The Hazárjuft plain is a wide reach between the river and a great sweep southwards of the desert cliffs, and, as its name implies, contains land enough to employ a “thousand yoke” of oxen or ploughs. It is coursed in all directions by irrigation canals drawn from the river, and contains four or five fortified villages, around which are the reed-hut settlements of various dependent tribes.
Hazárjuft is the jágír or fief of Azád Khán, Nanshirwání Baloch, whose family reside here in the principal village of the district. It is a square fort, with towers at each angle and over the gateway. The Khán himself resides at Kharán, of which place he is governor on the part of the Kabul Amir. The other forts here are held by the Adozai and Umarzai divisions of the Núrzai Afghans, who are the hereditary owners of the soil.
In all this march there is no water after crossing the Argandáb. Our infantry escort were much exhausted by the length of the journey, and fairly broke down some miles short of its end. We passed several of them lying on the roadside completely prostrated by thirst, and they were unable to come on till we sent out water to them from Hazárjuft. They had started with an ample supply for the whole march, but, with the improvidence characteristic of Afghans, had wasted it before they got half through the journey, and hence their sufferings.
The journey might be divided in two stages of eighteen and twenty-two miles, making Gudar Barhana on the river bank the halting-place. In the hot season this would be absolutely necessary, otherwise the long exposure to the burning sands would be destructive alike to man and beast. The elevation of Hazárjuft is 2360 feet above the sea.

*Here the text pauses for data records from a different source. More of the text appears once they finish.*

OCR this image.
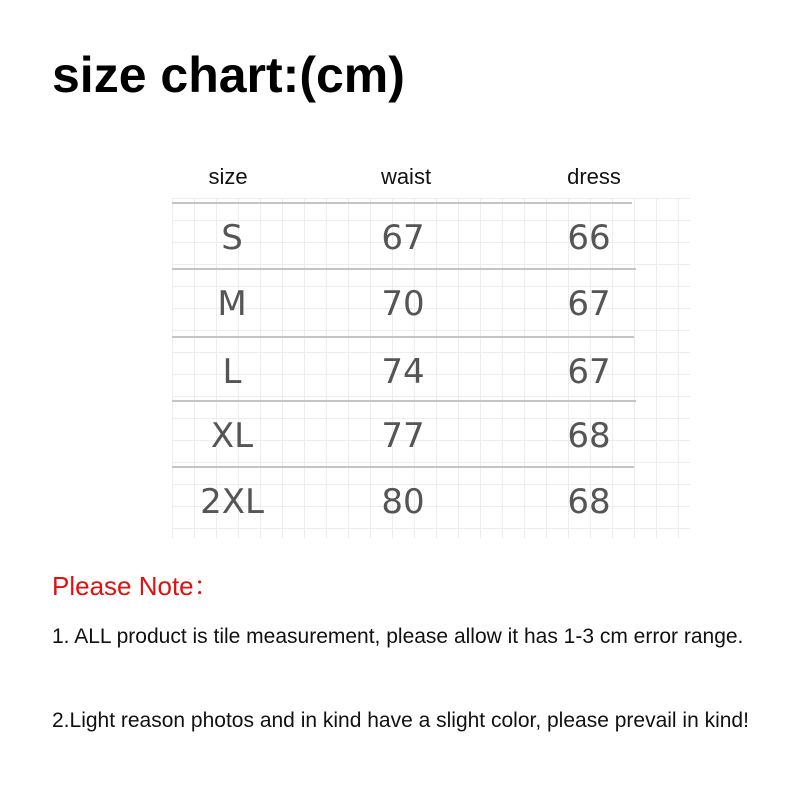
size chart:(cm)
size	waist	dress
S	67	66
M	70	67
L	74	67
XL	77	68
2XL	80	68

Please Note：

1. ALL product is tile measurement, please allow it has 1-3 cm error range.

2.Light reason photos and in kind have a slight color, please prevail in kind!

The most remarkable features of the Hazárjuft plain are the wide extent of its cultivation, and the vast number of ruins scattered over its surface. Some of these are of ancient date, and others bear the traces of fortifications raised upon artificial mounds, but the majority are evidently merely the remains of the temporary settlements of the migratory tribes, who shift about from place to place according to their pleasure, or, as more frequently is the case, through force of feuds amongst themselves, and disagreements with the lord of the manor.

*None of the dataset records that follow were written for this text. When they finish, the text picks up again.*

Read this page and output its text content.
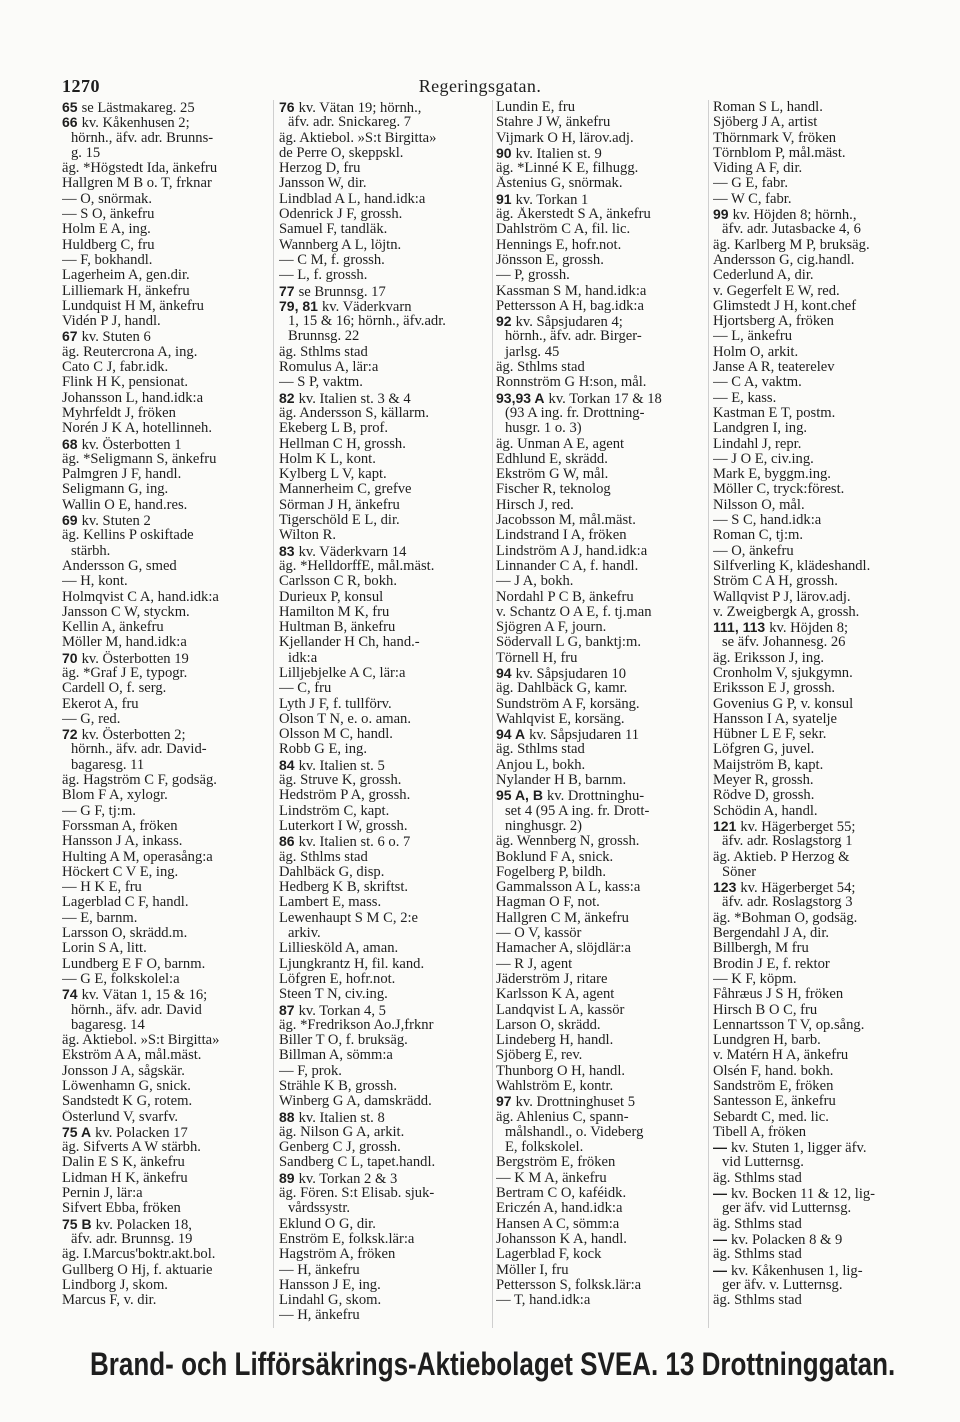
1270	Regeringsgatan.
65 se Lästmakareg. 25
66 kv. Kåkenhusen 2;
hörnh., äfv. adr. Brunns-
g. 15
äg. *Högstedt Ida, änkefru
Hallgren M B o. T, frknar
— O, snörmak.
— S O, änkefru
Holm E A, ing.
Huldberg C, fru
— F, bokhandl.
Lagerheim A, gen.dir.
Lilliemark H, änkefru
Lundquist H M, änkefru
Vidén P J, handl.
67 kv. Stuten 6
äg. Reutercrona A, ing.
Cato C J, fabr.idk.
Flink H K, pensionat.
Johansson L, hand.idk:a
Myhrfeldt J, fröken
Norén J K A, hotellinneh.
68 kv. Österbotten 1
äg. *Seligmann S, änkefru
Palmgren J F, handl.
Seligmann G, ing.
Wallin O E, hand.res.
69 kv. Stuten 2
äg. Kellins P oskiftade
stärbh.
Andersson G, smed
— H, kont.
Holmqvist C A, hand.idk:a
Jansson C W, styckm.
Kellin A, änkefru
Möller M, hand.idk:a
70 kv. Österbotten 19
äg. *Graf J E, typogr.
Cardell O, f. serg.
Ekerot A, fru
— G, red.
72 kv. Österbotten 2;
hörnh., äfv. adr. David-
bagaresg. 11
äg. Hagström C F, godsäg.
Blom F A, xylogr.
— G F, tj:m.
Forssman A, fröken
Hansson J A, inkass.
Hulting A M, operasång:a
Höckert C V E, ing.
— H K E, fru
Lagerblad C F, handl.
— E, barnm.
Larsson O, skrädd.m.
Lorin S A, litt.
Lundberg E F O, barnm.
— G E, folkskolel:a
74 kv. Vätan 1, 15 & 16;
hörnh., äfv. adr. David
bagaresg. 14
äg. Aktiebol. »S:t Birgitta»
Ekström A A, mål.mäst.
Jonsson J A, sågskär.
Löwenhamn G, snick.
Sandstedt K G, rotem.
Österlund V, svarfv.
75 A kv. Polacken 17
äg. Sifverts A W stärbh.
Dalin E S K, änkefru
Lidman H K, änkefru
Pernin J, lär:a
Sifvert Ebba, fröken
75 B kv. Polacken 18,
äfv. adr. Brunnsg. 19
äg. I.Marcus'boktr.akt.bol.
Gullberg O Hj, f. aktuarie
Lindborg J, skom.
Marcus F, v. dir.
76 kv. Vätan 19; hörnh.,
äfv. adr. Snickareg. 7
äg. Aktiebol. »S:t Birgitta»
de Perre O, skeppskl.
Herzog D, fru
Jansson W, dir.
Lindblad A L, hand.idk:a
Odenrick J F, grossh.
Samuel F, tandläk.
Wannberg A L, löjtn.
— C M, f. grossh.
— L, f. grossh.
77 se Brunnsg. 17
79, 81 kv. Väderkvarn
1, 15 & 16; hörnh., äfv.adr.
Brunnsg. 22
äg. Sthlms stad
Romulus A, lär:a
— S P, vaktm.
82 kv. Italien st. 3 & 4
äg. Andersson S, källarm.
Ekeberg L B, prof.
Hellman C H, grossh.
Holm K L, kont.
Kylberg L V, kapt.
Mannerheim C, grefve
Sörman J H, änkefru
Tigerschöld E L, dir.
Wilton R.
83 kv. Väderkvarn 14
äg. *HelldorffE, mål.mäst.
Carlsson C R, bokh.
Durieux P, konsul
Hamilton M K, fru
Hultman B, änkefru
Kjellander H Ch, hand.-
idk:a
Lilljebjelke A C, lär:a
— C, fru
Lyth J F, f. tullförv.
Olson T N, e. o. aman.
Olsson M C, handl.
Robb G E, ing.
84 kv. Italien st. 5
äg. Struve K, grossh.
Hedström P A, grossh.
Lindström C, kapt.
Luterkort I W, grossh.
86 kv. Italien st. 6 o. 7
äg. Sthlms stad
Dahlbäck G, disp.
Hedberg K B, skriftst.
Lambert E, mass.
Lewenhaupt S M C, 2:e
arkiv.
Lilliesköld A, aman.
Ljungkrantz H, fil. kand.
Löfgren E, hofr.not.
Steen T N, civ.ing.
87 kv. Torkan 4, 5
äg. *Fredrikson Ao.J,frknr
Biller T O, f. bruksäg.
Billman A, sömm:a
— F, prok.
Strähle K B, grossh.
Winberg G A, damskrädd.
88 kv. Italien st. 8
äg. Nilson G A, arkit.
Genberg C J, grossh.
Sandberg C L, tapet.handl.
89 kv. Torkan 2 & 3
äg. Fören. S:t Elisab. sjuk-
vårdssystr.
Eklund O G, dir.
Enström E, folksk.lär:a
Hagström A, fröken
— H, änkefru
Hansson J E, ing.
Lindahl G, skom.
— H, änkefru
Lundin E, fru
Stahre J W, änkefru
Vijmark O H, lärov.adj.
90 kv. Italien st. 9
äg. *Linné K E, filhugg.
Åstenius G, snörmak.
91 kv. Torkan 1
äg. Åkerstedt S A, änkefru
Dahlström C A, fil. lic.
Hennings E, hofr.not.
Jönsson E, grossh.
— P, grossh.
Kassman S M, hand.idk:a
Pettersson A H, bag.idk:a
92 kv. Såpsjudaren 4;
hörnh., äfv. adr. Birger-
jarlsg. 45
äg. Sthlms stad
Ronnström G H:son, mål.
93,93 A kv. Torkan 17 & 18
(93 A ing. fr. Drottning-
husgr. 1 o. 3)
äg. Unman A E, agent
Edhlund E, skrädd.
Ekström G W, mål.
Fischer R, teknolog
Hirsch J, red.
Jacobsson M, mål.mäst.
Lindstrand I A, fröken
Lindström A J, hand.idk:a
Linnander C A, f. handl.
— J A, bokh.
Nordahl P C B, änkefru
v. Schantz O A E, f. tj.man
Sjögren A F, journ.
Södervall L G, banktj:m.
Törnell H, fru
94 kv. Såpsjudaren 10
äg. Dahlbäck G, kamr.
Sundström A F, korsäng.
Wahlqvist E, korsäng.
94 A kv. Såpsjudaren 11
äg. Sthlms stad
Anjou L, bokh.
Nylander H B, barnm.
95 A, B kv. Drottninghu-
set 4 (95 A ing. fr. Drott-
ninghusgr. 2)
äg. Wennberg N, grossh.
Boklund F A, snick.
Fogelberg P, bildh.
Gammalsson A L, kass:a
Hagman O F, not.
Hallgren C M, änkefru
— O V, kassör
Hamacher A, slöjdlär:a
— R J, agent
Jäderström J, ritare
Karlsson K A, agent
Landqvist L A, kassör
Larson O, skrädd.
Lindeberg H, handl.
Sjöberg E, rev.
Thunborg O H, handl.
Wahlström E, kontr.
97 kv. Drottninghuset 5
äg. Ahlenius C, spann-
målshandl., o. Videberg
E, folkskolel.
Bergström E, fröken
— K M A, änkefru
Bertram C O, kaféidk.
Ericzén A, hand.idk:a
Hansen A C, sömm:a
Johansson K A, handl.
Lagerblad F, kock
Möller I, fru
Pettersson S, folksk.lär:a
— T, hand.idk:a
Roman S L, handl.
Sjöberg J A, artist
Thörnmark V, fröken
Törnblom P, mål.mäst.
Viding A F, dir.
— G E, fabr.
— W C, fabr.
99 kv. Höjden 8; hörnh.,
äfv. adr. Jutasbacke 4, 6
äg. Karlberg M P, bruksäg.
Andersson G, cig.handl.
Cederlund A, dir.
v. Gegerfelt E W, red.
Glimstedt J H, kont.chef
Hjortsberg A, fröken
— L, änkefru
Holm O, arkit.
Janse A R, teaterelev
— C A, vaktm.
— E, kass.
Kastman E T, postm.
Landgren I, ing.
Lindahl J, repr.
— J O E, civ.ing.
Mark E, byggm.ing.
Möller C, tryck:förest.
Nilsson O, mål.
— S C, hand.idk:a
Roman C, tj:m.
— O, änkefru
Silfverling K, klädeshandl.
Ström C A H, grossh.
Wallqvist P J, lärov.adj.
v. Zweigbergk A, grossh.
111, 113 kv. Höjden 8;
se äfv. Johannesg. 26
äg. Eriksson J, ing.
Cronholm V, sjukgymn.
Eriksson E J, grossh.
Govenius G P, v. konsul
Hansson I A, syatelje
Hübner L E F, sekr.
Löfgren G, juvel.
Maijström B, kapt.
Meyer R, grossh.
Rödve D, grossh.
Schödin A, handl.
121 kv. Hägerberget 55;
äfv. adr. Roslagstorg 1
äg. Aktieb. P Herzog &
Söner
123 kv. Hägerberget 54;
äfv. adr. Roslagstorg 3
äg. *Bohman O, godsäg.
Bergendahl J A, dir.
Billbergh, M fru
Brodin J E, f. rektor
— K F, köpm.
Fåhræus J S H, fröken
Hirsch B O C, fru
Lennartsson T V, op.sång.
Lundgren H, barb.
v. Matérn H A, änkefru
Olsén F, hand. bokh.
Sandström E, fröken
Santesson E, änkefru
Sebardt C, med. lic.
Tibell A, fröken
— kv. Stuten 1, ligger äfv.
vid Lutternsg.
äg. Sthlms stad
— kv. Bocken 11 & 12, lig-
ger äfv. vid Lutternsg.
äg. Sthlms stad
— kv. Polacken 8 & 9
äg. Sthlms stad
— kv. Kåkenhusen 1, lig-
ger äfv. v. Lutternsg.
äg. Sthlms stad
Brand- och Lifförsäkrings-Aktiebolaget SVEA. 13 Drottninggatan.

In examining the arrangement, size, and disposition of these crumbling walls, one sees that they differ only from the existing temporary settlements around in the loss of their roofs and fronts. These are formed of basketwork frames of tamarisk twigs, coated on the outside with a plaster of clay and straw mixed together, and are easily transportable, though the necessity for this is not apparent, as the material of which they are made is found in any quantity all along the river course.
Our next stage was fourteen miles to Mian Pushta. The road follows a S.S.W. course, and diverges somewhat from the river. It passes over a level tract of rich alluvium, everywhere cultivated, and intersected in every direction by irrigation canals, now mostly dry.
At three miles we passed the Amir Biland ziárat, ensconced in a tamarisk grove. It is dedicated to the memory of a conquering Arab saint, said to be a son or grandson of the Amir Hamza. Hard by is a village of the same name, and further on are the two little forts of Warweshán. On the plain around are scattered a number of hut settlements of the Núrzais. They are named after the chiefs by whom they were founded, or by whom they are now ruled. Two of these are named Muhammad Ghaus, and others are Aslam Khán, Lájwar, Khán Muhammad, Fatu Muhammad, Sardár Khán, Abbasabad, &c. Each settlement comprised from 120 to 250 huts. Beyond all these is the Kushti village, and then Mian Pushta.